Plastic is made of petroleum and chemicals that are compressed into large molecules that are malleable, hence the name. In 2014, plastic grocery bags were the seventh most common item collected during the Ocean Conservancy’s International Coastal Cleanup, behind smaller debris such as cigarette butts, plastic straws and bottle caps. Plastic bags can choke marine life, snag birds and hang about in tree tops like (as they say in Ireland) “witches’ knickers”.

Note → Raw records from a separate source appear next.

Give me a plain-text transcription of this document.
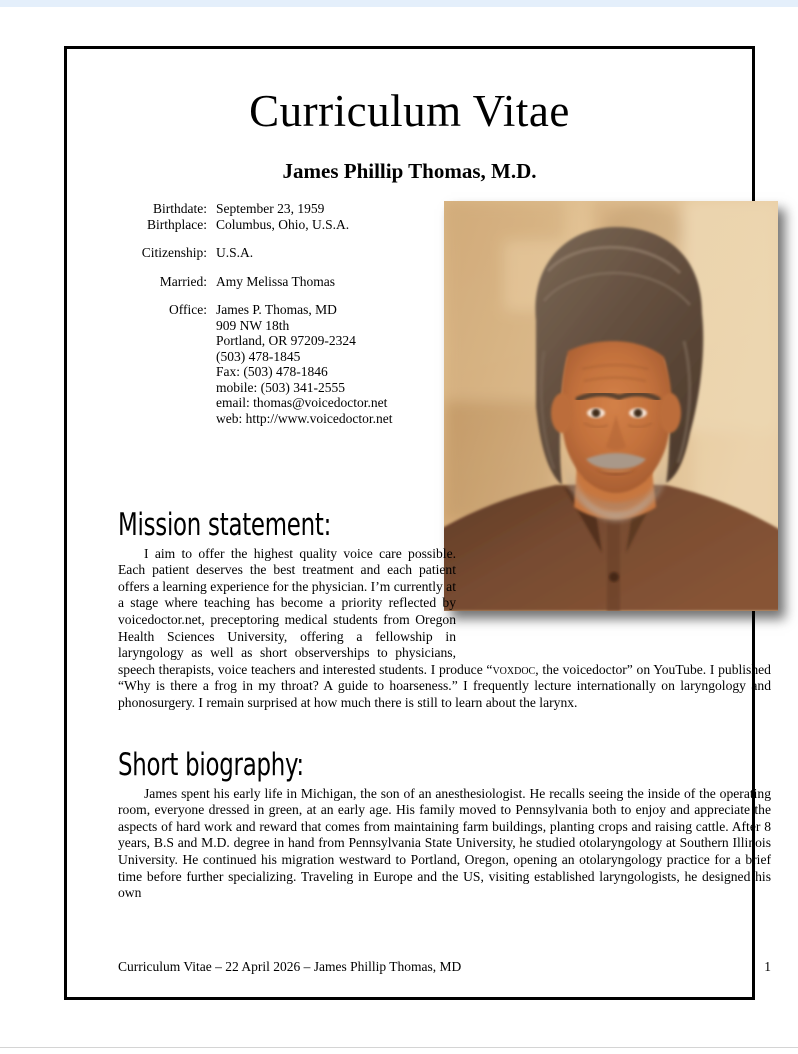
Curriculum Vitae
James Phillip Thomas, M.D.
Birthdate: September 23, 1959
Birthplace: Columbus, Ohio, U.S.A.
Citizenship: U.S.A.
Married: Amy Melissa Thomas
Office: James P. Thomas, MD
909 NW 18th
Portland, OR 97209-2324
(503) 478-1845
Fax: (503) 478-1846
mobile: (503) 341-2555
email: thomas@voicedoctor.net
web: http://www.voicedoctor.net
Mission statement:
I aim to offer the highest quality voice care possible. Each patient deserves the best treatment and each patient offers a learning experience for the physician. I’m currently at a stage where teaching has become a priority reflected by voicedoctor.net, preceptoring medical students from Oregon Health Sciences University, offering a fellowship in laryngology as well as short observerships to physicians, speech therapists, voice teachers and interested students. I produce “voxdoc, the voicedoctor” on YouTube. I published “Why is there a frog in my throat? A guide to hoarseness.” I frequently lecture internationally on laryngology and phonosurgery. I remain surprised at how much there is still to learn about the larynx.
Short biography:
James spent his early life in Michigan, the son of an anesthesiologist. He recalls seeing the inside of the operating room, everyone dressed in green, at an early age. His family moved to Pennsylvania both to enjoy and appreciate the aspects of hard work and reward that comes from maintaining farm buildings, planting crops and raising cattle. After 8 years, B.S and M.D. degree in hand from Pennsylvania State University, he studied otolaryngology at Southern Illinois University. He continued his migration westward to Portland, Oregon, opening an otolaryngology practice for a brief time before further specializing. Traveling in Europe and the US, visiting established laryngologists, he designed his own
Curriculum Vitae – 22 April 2026 – James Phillip Thomas, MD	1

Proponents of bag usage will tell us that most bags have a second life as garbage can liners, kitty box liners and pooper scooping bags. Logic tells us that this is still only one step closer to the dump. By some estimates, the world uses and throws away more than a trillion bags a year, that’s 1,000,000,000,000. Think about that when that BRF employee at the checkout station loads your cart with more plastic bags than items purchased. One big plastic boogie man is BPA, found in food and liquid packaging and containers, thermal cash register receipts and the lining of canned goods (75% of cans in North America are lined with BPA). BPA gets into your bloodstream, and is an endocrine disrupter with links to cancer, asthma, autism, blood pressure, childhood obesity and diabetes, as well as compromises in fetal development. BPA is a plastic product. It can even be absorbed through skin pores.

Can we now ever conceive of a world without plastic? Unfortunately not. The genie is out of the bottle, and as I look up from my (plastic) keyboard, I count twenty different products made from the material within arm’s reach. The most logical solution to the proliferation would be to stop producing the stuff and to rely solely upon recycling that which we can, and doing without that which we cannot.

In a call to the Councilwomen’s offices, I was told that: “New Orleans households use approximately 225 million plastic bags annually. Reducing the use of these plastic bags will not only beautify our city and save taxpayer dollars on sanitation collection, but will also prevent toxic environmental harms that occur in the plastics production process. By encouraging consumers to bring their own bags to shop, we save resources and lessen the need to create throw-away consumer goods. I have enjoyed working with the Reusable Bag Alliance to educate the public about this ordinance, and look forward to the hearing in September.”